Does Angiotensin-(1-7) inhibit norepinephrine release in the hypothalami of hypertensive rats?
Ang-(1-7) decreases norepinephrine release from the hypothalamus via Ang-(1-7) or AT2 receptors and a BK/NO/cGMP/PKG pathway, providing a mechanistic basis for its central antihypertensive effects.

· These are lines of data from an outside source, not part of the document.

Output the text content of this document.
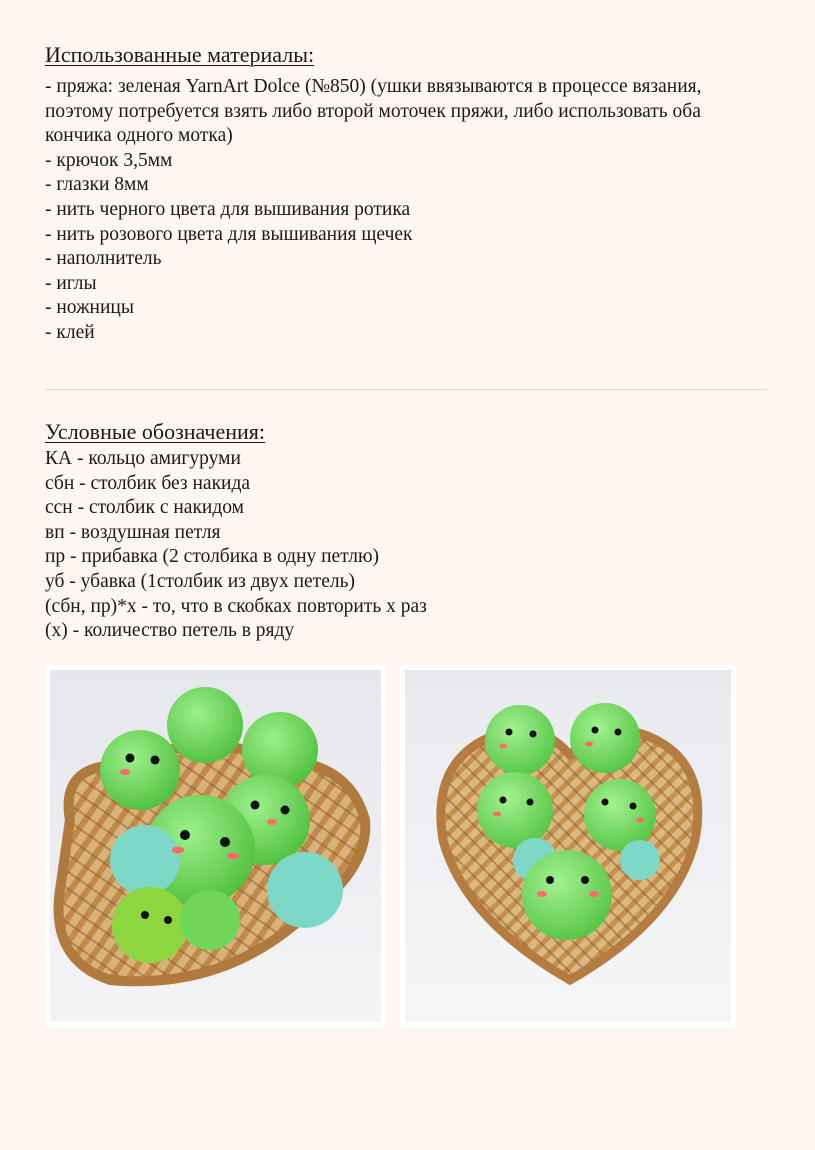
Использованные материалы:
- пряжа: зеленая YarnArt Dolce (№850) (ушки ввязываются в процессе вязания, поэтому потребуется взять либо второй моточек пряжи, либо использовать оба кончика одного мотка)
- крючок 3,5мм
- глазки 8мм
- нить черного цвета для вышивания ротика
- нить розового цвета для вышивания щечек
- наполнитель
- иглы
- ножницы
- клей
Условные обозначения:
КА - кольцо амигуруми
сбн - столбик без накида
ссн - столбик с накидом
вп - воздушная петля
пр - прибавка (2 столбика в одну петлю)
уб - убавка (1столбик из двух петель)
(сбн, пр)*х - то, что в скобках повторить х раз
(х) - количество петель в ряду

Release of norepinephrine (NE) by the hypothalamic nuclei may contribute to regulation of sympathetic nervous system (SNS) activity. Angiotensin-(1-7) Ang-(1-7) has an antihypertensive effect and may decrease SNS activity. We tested the hypothesis that Ang-(1-7) inhibits the release of NE in hypothalami, via the Ang-(1-7) and angiotensin II type 2 (AT2) receptors, acting through a bradykinin (BK)/NO-dependent mechanism. Hypothalami from normotensive controls and spontaneously hypertensive rats (SHR) were isolated and endogenous NE stores labeled by incubating the tissues with 3HNE. 3HNE release from the hypothalami was stimulated by KCl in the presence or absence of Ang-(1-7) alone or combined with various antagonists and inhibitors. Ang-(1-7) significantly attenuated K+-induced NE release by hypothalami from normotensive rats but was more potent in SHR. The Ang-(1-7) receptor antagonist D-Ala7Ang-(1-7), the AT2 receptor antagonist PD 123319, and the BK B2) receptor antagonist icatibant all blocked the inhibitory effect of Ang-(1-7) on K+-stimulated NE release in SHR. The inhibitory effect of Ang-(1-7) disappeared in the presence of the NO synthase inhibitor N(G)-nitro-L-arginine methyl ester and was restored by the precursor of NO, l-arginine. The diminished NE release caused by Ang-(1-7) was blocked by a soluble guanylyl cyclase inhibitor as well as by a cGMP-dependent protein kinase (PKG). We concluded that Ang-(1-7) decreases NE release from the hypothalamus via the Ang-(1-7) or AT2 receptors, acting through a BK/NO-mediated mechanism that stimulates cGMP/PKG signaling. In this way, Ang-(1-7) may decrease SNS activity and exert an antihypertensive effect.
Gironacci et al. (Tue,) conducted a other in Hypertension. Angiotensin-(1-7) vs. Absence of Ang-(1-7) was evaluated on K+-stimulated [3H]norepinephrine release from hypothalami. Angiotensin-(1-7) significantly attenuated K+-induced norepinephrine release from the hypothalamus in spontaneously hypertensive rats via a bradykinin/NO-mediated mechanism.